Moeten of mogen?
In mijn prilste jeugd werd me verteld dat je dingen mócht en
dingen móest. Onder “mogen” kon je uitkomen, het was niet verplicht, zoals
“moeten”. Zo moest je bijvoorbeeld dagelijks je tanden poetsen. Dit moet nu
eenmaal, als je zo lang mogelijk je gebit wilt behouden. Ouders willen dat voor hun kind en dus moet
dat kind daaraan meewerken. Punt.
Ging je
vroeger naar de dokter, dan “moest” je daar terplekke óók heel wat. “Doe je
mond eens open, nu moet je je tong uitsteken en “A” zeggen. Je moet diep inademen
en lang uitademen, dan beluister ik je longen.

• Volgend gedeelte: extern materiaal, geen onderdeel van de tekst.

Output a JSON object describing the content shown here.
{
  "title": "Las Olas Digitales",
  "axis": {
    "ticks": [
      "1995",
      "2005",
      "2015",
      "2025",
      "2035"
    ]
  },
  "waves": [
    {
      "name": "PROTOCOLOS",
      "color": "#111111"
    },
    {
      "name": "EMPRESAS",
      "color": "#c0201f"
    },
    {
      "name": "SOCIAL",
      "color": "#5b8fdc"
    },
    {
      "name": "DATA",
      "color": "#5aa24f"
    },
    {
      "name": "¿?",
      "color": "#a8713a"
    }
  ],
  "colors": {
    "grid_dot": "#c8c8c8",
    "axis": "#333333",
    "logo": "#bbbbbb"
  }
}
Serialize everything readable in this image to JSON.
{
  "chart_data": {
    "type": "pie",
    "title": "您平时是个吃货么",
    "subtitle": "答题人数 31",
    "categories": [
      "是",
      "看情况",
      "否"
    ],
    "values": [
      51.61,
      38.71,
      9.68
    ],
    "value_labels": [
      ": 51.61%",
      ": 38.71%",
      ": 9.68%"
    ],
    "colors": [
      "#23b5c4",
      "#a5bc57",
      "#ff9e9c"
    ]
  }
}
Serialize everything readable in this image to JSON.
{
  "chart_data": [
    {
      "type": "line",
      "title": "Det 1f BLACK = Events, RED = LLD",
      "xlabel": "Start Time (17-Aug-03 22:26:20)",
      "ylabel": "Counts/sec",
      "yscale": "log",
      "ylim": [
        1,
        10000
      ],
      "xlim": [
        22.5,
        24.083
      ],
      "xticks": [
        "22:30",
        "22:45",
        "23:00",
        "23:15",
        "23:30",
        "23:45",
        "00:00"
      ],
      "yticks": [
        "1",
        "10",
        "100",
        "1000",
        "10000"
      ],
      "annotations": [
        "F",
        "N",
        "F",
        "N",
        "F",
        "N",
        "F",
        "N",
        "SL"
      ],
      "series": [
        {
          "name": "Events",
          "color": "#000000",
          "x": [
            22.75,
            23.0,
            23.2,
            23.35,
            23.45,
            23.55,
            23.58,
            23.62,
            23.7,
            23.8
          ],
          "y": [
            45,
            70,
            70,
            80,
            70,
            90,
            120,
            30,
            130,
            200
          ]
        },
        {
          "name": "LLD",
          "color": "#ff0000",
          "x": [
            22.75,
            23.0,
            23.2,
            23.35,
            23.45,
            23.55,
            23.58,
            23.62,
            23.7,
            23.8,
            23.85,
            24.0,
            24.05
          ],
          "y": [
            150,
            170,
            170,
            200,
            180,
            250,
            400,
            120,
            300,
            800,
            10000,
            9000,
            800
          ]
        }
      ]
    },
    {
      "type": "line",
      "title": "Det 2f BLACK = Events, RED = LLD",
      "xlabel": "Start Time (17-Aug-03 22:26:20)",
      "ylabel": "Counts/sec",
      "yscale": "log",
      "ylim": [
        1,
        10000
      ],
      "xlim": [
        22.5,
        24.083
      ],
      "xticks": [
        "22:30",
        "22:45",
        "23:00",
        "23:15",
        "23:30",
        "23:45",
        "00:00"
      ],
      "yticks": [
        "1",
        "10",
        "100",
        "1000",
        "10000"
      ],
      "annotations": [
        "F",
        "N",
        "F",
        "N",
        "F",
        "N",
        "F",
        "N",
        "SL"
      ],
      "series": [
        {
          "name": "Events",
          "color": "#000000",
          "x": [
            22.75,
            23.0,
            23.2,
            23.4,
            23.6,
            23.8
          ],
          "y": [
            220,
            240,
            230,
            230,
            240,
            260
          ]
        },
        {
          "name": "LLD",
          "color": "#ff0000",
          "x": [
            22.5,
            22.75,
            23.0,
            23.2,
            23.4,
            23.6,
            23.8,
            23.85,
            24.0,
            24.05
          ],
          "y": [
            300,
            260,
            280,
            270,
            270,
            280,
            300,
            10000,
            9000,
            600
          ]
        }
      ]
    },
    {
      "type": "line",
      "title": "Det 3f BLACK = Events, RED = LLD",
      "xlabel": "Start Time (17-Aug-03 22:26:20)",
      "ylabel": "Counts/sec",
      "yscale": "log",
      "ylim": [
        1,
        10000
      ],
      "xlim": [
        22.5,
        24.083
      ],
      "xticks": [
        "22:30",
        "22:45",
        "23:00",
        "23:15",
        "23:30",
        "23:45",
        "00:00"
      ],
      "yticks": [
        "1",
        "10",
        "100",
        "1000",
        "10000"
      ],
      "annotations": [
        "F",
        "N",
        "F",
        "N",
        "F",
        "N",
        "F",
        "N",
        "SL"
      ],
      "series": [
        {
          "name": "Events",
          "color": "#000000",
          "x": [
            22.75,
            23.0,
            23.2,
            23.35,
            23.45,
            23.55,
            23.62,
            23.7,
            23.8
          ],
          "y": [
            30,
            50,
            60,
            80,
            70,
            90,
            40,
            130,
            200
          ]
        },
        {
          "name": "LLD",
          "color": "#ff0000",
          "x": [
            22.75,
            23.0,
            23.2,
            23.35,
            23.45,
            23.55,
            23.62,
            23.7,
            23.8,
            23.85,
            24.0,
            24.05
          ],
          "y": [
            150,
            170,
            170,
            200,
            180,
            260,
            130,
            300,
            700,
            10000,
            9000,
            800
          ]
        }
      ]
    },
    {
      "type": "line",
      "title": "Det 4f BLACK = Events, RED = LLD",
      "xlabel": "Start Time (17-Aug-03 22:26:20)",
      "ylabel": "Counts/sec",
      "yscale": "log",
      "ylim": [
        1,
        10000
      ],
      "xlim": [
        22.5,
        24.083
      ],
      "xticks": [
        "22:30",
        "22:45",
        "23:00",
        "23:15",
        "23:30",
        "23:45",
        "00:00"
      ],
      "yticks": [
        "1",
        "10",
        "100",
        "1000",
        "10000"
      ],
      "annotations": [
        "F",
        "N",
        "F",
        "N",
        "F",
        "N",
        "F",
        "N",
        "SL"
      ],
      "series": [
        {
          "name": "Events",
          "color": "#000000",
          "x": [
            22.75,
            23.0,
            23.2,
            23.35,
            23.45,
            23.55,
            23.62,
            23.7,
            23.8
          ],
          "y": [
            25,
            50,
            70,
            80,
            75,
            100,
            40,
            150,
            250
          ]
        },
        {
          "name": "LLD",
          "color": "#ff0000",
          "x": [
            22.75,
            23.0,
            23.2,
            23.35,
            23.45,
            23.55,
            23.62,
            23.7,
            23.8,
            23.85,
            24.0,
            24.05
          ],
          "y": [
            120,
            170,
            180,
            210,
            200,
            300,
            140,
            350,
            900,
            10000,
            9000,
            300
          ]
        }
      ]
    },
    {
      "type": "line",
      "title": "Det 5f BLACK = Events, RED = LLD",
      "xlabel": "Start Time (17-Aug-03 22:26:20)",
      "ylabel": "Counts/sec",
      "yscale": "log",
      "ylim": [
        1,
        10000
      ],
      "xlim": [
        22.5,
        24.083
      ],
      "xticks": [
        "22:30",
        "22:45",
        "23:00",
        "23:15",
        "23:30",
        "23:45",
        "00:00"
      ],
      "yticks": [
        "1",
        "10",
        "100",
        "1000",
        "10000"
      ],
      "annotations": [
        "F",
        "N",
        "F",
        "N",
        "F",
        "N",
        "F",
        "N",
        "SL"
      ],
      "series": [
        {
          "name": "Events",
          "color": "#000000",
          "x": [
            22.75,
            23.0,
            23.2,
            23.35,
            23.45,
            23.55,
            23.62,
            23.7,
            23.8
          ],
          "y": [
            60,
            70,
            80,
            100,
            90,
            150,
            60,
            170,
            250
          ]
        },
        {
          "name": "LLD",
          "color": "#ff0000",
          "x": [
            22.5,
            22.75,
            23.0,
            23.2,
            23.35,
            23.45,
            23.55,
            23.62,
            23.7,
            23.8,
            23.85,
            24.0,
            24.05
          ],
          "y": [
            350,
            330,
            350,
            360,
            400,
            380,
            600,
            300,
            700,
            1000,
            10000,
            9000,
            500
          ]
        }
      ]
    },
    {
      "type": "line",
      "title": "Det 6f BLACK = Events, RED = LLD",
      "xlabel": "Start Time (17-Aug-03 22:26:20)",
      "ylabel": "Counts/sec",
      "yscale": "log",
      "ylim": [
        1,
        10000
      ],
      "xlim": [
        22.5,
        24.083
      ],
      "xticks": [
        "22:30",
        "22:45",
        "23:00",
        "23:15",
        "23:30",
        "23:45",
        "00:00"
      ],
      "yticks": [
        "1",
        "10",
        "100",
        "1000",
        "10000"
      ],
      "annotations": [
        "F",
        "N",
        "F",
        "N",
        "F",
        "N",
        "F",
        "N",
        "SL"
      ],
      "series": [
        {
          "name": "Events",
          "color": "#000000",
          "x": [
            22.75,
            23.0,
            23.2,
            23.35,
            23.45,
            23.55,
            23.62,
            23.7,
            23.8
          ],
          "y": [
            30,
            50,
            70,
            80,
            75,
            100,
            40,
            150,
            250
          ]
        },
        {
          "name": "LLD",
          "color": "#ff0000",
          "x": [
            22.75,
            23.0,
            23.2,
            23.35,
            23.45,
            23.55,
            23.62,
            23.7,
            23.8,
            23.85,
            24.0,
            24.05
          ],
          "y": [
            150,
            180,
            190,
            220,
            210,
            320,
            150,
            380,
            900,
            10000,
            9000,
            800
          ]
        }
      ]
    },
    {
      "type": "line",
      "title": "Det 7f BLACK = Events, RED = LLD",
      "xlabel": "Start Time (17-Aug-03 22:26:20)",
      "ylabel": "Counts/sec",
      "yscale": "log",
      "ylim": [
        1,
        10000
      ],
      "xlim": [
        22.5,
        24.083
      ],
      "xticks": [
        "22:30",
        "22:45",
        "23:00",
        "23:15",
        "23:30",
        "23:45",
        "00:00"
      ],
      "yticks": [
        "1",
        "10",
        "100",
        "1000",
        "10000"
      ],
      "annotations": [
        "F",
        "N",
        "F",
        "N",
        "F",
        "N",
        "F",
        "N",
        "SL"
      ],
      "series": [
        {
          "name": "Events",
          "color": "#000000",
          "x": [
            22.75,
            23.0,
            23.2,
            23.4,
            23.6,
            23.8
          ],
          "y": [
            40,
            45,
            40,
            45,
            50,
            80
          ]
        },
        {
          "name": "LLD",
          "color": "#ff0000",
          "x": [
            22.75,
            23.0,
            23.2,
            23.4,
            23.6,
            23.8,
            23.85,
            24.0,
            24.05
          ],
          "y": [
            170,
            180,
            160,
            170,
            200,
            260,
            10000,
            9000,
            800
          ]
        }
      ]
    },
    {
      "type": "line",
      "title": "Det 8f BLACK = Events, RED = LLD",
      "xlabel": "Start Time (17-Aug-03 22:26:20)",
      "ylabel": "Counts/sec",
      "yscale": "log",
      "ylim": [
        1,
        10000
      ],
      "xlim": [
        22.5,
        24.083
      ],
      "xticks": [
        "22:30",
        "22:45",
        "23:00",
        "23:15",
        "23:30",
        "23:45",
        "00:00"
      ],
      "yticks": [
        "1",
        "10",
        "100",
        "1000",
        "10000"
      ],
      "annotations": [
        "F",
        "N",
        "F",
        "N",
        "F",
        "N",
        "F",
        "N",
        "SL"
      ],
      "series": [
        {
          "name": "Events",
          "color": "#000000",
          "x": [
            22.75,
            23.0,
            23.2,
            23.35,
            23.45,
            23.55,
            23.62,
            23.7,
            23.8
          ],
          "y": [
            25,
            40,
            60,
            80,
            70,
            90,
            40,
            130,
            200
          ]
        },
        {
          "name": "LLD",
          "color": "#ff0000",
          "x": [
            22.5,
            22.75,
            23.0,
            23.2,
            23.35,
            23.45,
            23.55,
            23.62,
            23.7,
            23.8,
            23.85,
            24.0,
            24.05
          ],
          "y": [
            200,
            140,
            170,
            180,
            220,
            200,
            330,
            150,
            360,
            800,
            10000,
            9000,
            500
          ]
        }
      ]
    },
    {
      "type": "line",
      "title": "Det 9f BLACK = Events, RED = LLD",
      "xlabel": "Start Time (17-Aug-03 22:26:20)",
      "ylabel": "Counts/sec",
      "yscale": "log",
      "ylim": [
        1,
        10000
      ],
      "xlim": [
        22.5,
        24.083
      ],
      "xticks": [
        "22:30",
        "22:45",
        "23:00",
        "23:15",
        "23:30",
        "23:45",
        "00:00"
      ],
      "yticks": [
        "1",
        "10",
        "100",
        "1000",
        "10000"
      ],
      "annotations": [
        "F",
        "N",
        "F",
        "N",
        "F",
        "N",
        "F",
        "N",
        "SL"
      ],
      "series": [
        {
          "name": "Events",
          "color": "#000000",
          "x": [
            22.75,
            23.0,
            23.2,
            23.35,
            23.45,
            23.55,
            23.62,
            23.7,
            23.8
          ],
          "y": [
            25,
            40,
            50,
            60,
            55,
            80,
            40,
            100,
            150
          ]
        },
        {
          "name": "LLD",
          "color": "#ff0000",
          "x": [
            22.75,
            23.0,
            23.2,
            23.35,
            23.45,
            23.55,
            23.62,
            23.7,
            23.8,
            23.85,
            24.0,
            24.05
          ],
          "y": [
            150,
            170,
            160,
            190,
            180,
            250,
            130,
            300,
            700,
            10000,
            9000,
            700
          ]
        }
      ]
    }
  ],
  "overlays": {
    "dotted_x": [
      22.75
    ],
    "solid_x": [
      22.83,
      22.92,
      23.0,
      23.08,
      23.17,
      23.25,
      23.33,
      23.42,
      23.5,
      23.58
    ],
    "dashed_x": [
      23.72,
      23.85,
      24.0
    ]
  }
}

En nu moet je je omdraaien.” Er
is niets mis met dit moeten. Als lerares van net aan 22 zei ik ook (terecht) tegen
mijn leerlingen dat ze na de handenarbeidles hun eigen rommel op moesten ruimen.
Wanneer
heeft er opeens een softe omslag plaatsgevonden, zodat “moeten” plotseling
“mogen” werd? Op grond waarvan? Onlangs moest ik – jawel, het moest! – een
dexascan laten maken om de botdichtheid te laten bepalen. Wanneer je botten
broos worden, begin je te krimpen, dus gaat er een lengtemeting aan vooraf.
Heel logisch en eveneens belangrijk, zo’n meting, een “must” zullen we maar
zeggen. Maar nee: “U mag uw schoenen uitdoen en daarna mag u bij de meetlat gaan
staan. Dan mogen nu de hielen helemaal tegen de muur.” Er werd zwijgend wat
gerommeld aan de liniaal. Het duurde lang. Zodra het volgende “Dan mag u…”volgde, dacht ik dat het klaar
was, dat ik weg mocht ten behoeve van deel 2 van het onderzoek. Dus ging ik
door de knieën om vlug onder de dwarslat weg te kunnen. FOUT! “Hè, niet door de
knieën gaan, dat gaat niet werken!” klonk het bestraffend. Alsof ik dat niet
zou weten. Zou ik er zo dom uitzien? Of zou het liggen aan het feit, dat ik
niet móest staan waar ik stond, maar mócht? Ging er binnen in mij een soort
automatisme werken – dingen die mogen zijn geen plicht… Had deze dame die
dagelijks niets anders doet dan dexascans maken met daaraan vooraf een meting
mijn lengte dan nog steeds niet bepaald? Oeps. Snel drong ik mijzelf terug in
positie, gespannen afwachtend. Ja. Nu mocht
ik écht weg voor een nieuwe opdracht. “ U mag
op de weegschaal gaan staan!” was het volgende kleurloze bevel. Mogen of
moeten, dacht ik. Als het niet per se hóeft, dan winnen we tijd bij mijn
weigering…
“Zo, dan mag u nu op uw rug het
bed gaan liggen,” klonk het zodra ook het gewicht genoteerd was. De dame bestudeerde
mijn status. Ze zuchtte. Er volgden allerlei aanwijzingen, van die dingen die
ik mócht opvolgen, maar wel snel en goed, graag. “Wat gebeurt er als ik het nu
eens níet doe?” voelde ik me recalcitrant worden. “Als ik gewoon zeg, dat ik op
mijn zij wil liggen, of op mijn buik?”
Flauw, natuurlijk. Maar hoe
langer ik erover nadenk, hoe krommer ik het vind, dat je in ons land geen
instructies krijgt op de meest efficiënte manier, in dit geval door gewoon van
een patiënt vriendelijk te verlangen wat hij móet doen om binnen een zo kort
mogelijke tijd een optimaal resultaat te bereiken ten behoeve van zijn
gezondheid. Laten we daarom het moeten weer gebruiken waar het voor dient!
Je moet al zoveel? Is dat het?
Welnee. We wíllen de hele dag door teveel. Leg díe lat gerust een beetje lager
voordat je door de knieën gaat voor dat heilige moeten. Het werkt!